Temporarily disable your AntiVirus program.
If you are unsure how to do this please read this or this Instruction.

[*] Please download BlitzBlank by emsisoft and save it to your desktop.

[*] Open Blitzblank.exe by double click on it.

[*] Click OK at the warning (and take note of it, this is a VERY powerful tool!).

[*] Click the Script tab and copy/paste the following text there:

     

DeleteFile:
C:\Windows\assembly\GAC_32\Desktop.ini
C:\Windows\assembly\GAC_64\Desktop.ini
DeleteFolder:
C:\Windows\Installer\{46ab0750-3549-c661-31f3-a2d58d0ed9c1}
DeleteRegValue:
HKEY_CURRENT_USER\SOFTWARE\Microsoft\Windows\CurrentVersion\Run\AdobeBridge
HKEY_CURRENT_USER\SOFTWARE\Microsoft\Windows\CurrentVersion\Run\ClubBox


[*] Click Execute Now. Your computer will need to reboot in order to replace the files.
[*] When done, post me the report created by Blitzblank. you can find it at the root of the drive C:\

Re-enable antivirus protection


Please re-run Malwarebytes (check for updates and click on QuickScan ) and attach here fresh mbam.txt log.


Check USB storage devices / removable drives

Download MCShield from one of the following links:

MyCity - Official download link
Softpedija - Mirror download link

[*] Double click MCShield-Setup to install the application.
[*] Wait a few seconds to MCShield finish initial scan.
Recommendation to under General and Scanner tab you click on Defaults button to choose recommended options.
[*] Connect your USB storage devices to the computer one at a time. Scanning will be done automatically.

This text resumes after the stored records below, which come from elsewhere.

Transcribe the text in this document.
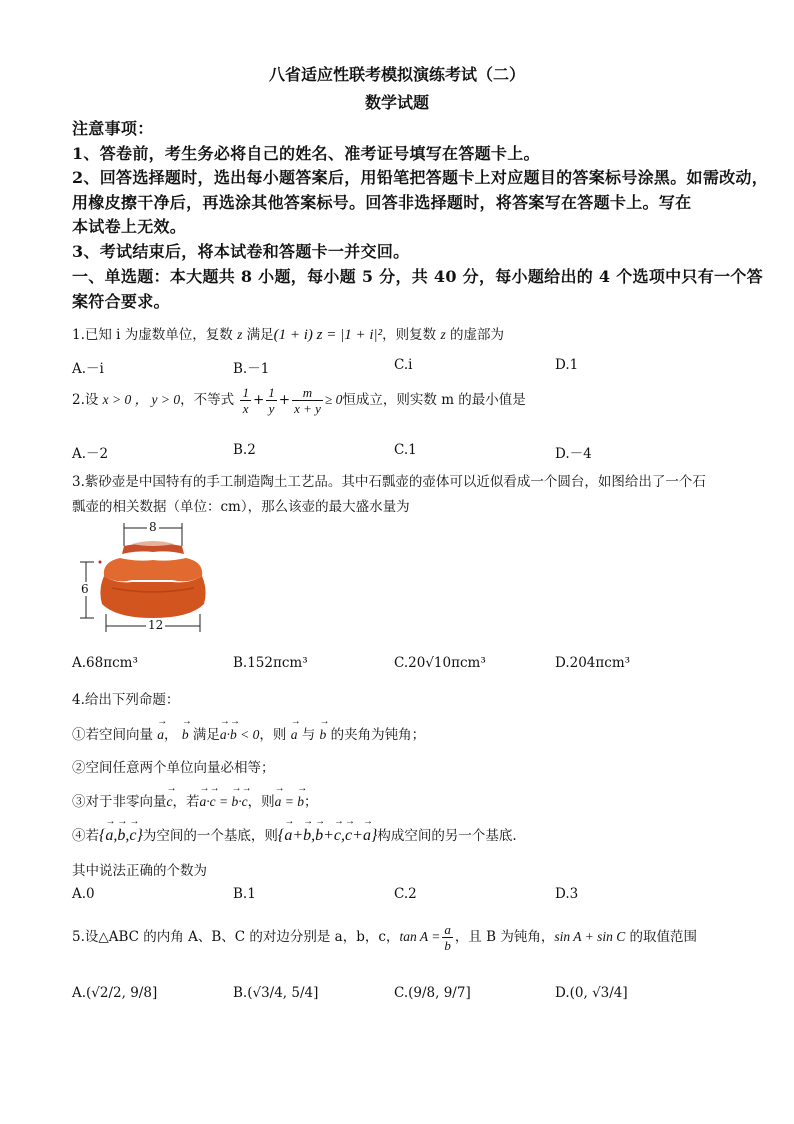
八省适应性联考模拟演练考试（二）
数学试题
注意事项：
1、答卷前，考生务必将自己的姓名、准考证号填写在答题卡上。
2、回答选择题时，选出每小题答案后，用铅笔把答题卡上对应题目的答案标号涂黑。如需改动，
用橡皮擦干净后，再选涂其他答案标号。回答非选择题时，将答案写在答题卡上。写在
本试卷上无效。
3、考试结束后，将本试卷和答题卡一并交回。
一、单选题：本大题共 8 小题，每小题 5 分，共 40 分，每小题给出的 4 个选项中只有一个答
案符合要求。
1.已知 i 为虚数单位，复数 z 满足(1 + i) z = |1 + i|²，则复数 z 的虚部为
A.－i	B.－1	C.i	D.1
2.设 x > 0 ， y > 0，不等式 $\frac{1}{x} + \frac{1}{y} + \frac{m}{x + y} \ge 0$恒成立，则实数 m 的最小值是
A.－2	B.2	C.1	D.－4
3.紫砂壶是中国特有的手工制造陶土工艺品。其中石瓢壶的壶体可以近似看成一个圆台，如图给出了一个石
瓢壶的相关数据（单位：cm），那么该壶的最大盛水量为
8
6
12
A.68πcm³	B.152πcm³	C.20√10πcm³	D.204πcm³
4.给出下列命题：
①若空间向量 → a， → b 满足→ a·→ b < 0，则 → a 与 → b 的夹角为钝角；
②空间任意两个单位向量必相等；
③对于非零向量→ c，若→ a·→ c = → b·→ c，则→ a = → b；
④若{→ a,→ b,→ c}为空间的一个基底，则{→ a+→ b,→ b+→ c,→ c+→ a}构成空间的另一个基底.
其中说法正确的个数为
A.0	B.1	C.2	D.3
5.设△ABC 的内角 A、B、C 的对边分别是 a，b，c，$\tan A = \frac{a}{b}$ ，且 B 为钝角，sin A + sin C 的取值范围
A.(√2/2, 9/8]	B.(√3/4, 5/4]	C.(9/8, 9/7]	D.(0, √3/4]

When all scanning is done, you need to attach a logreport that has made MCShield.

Start → All Programs → MCShield → Logs

Attach here → AllScans.txt

Explanation: USB storage devices are all the USB devices that get their own partition letter at connecting to the PC,
e.g. flash drives (thumb/pen drives, USB sticks), external HDDs, MP3/MP4 players, digital cameras,
memory cards (SD cards, Sony Memory Stick, MultiMedia Cards etc.), some mobile phones, some GPS navigation devices etc.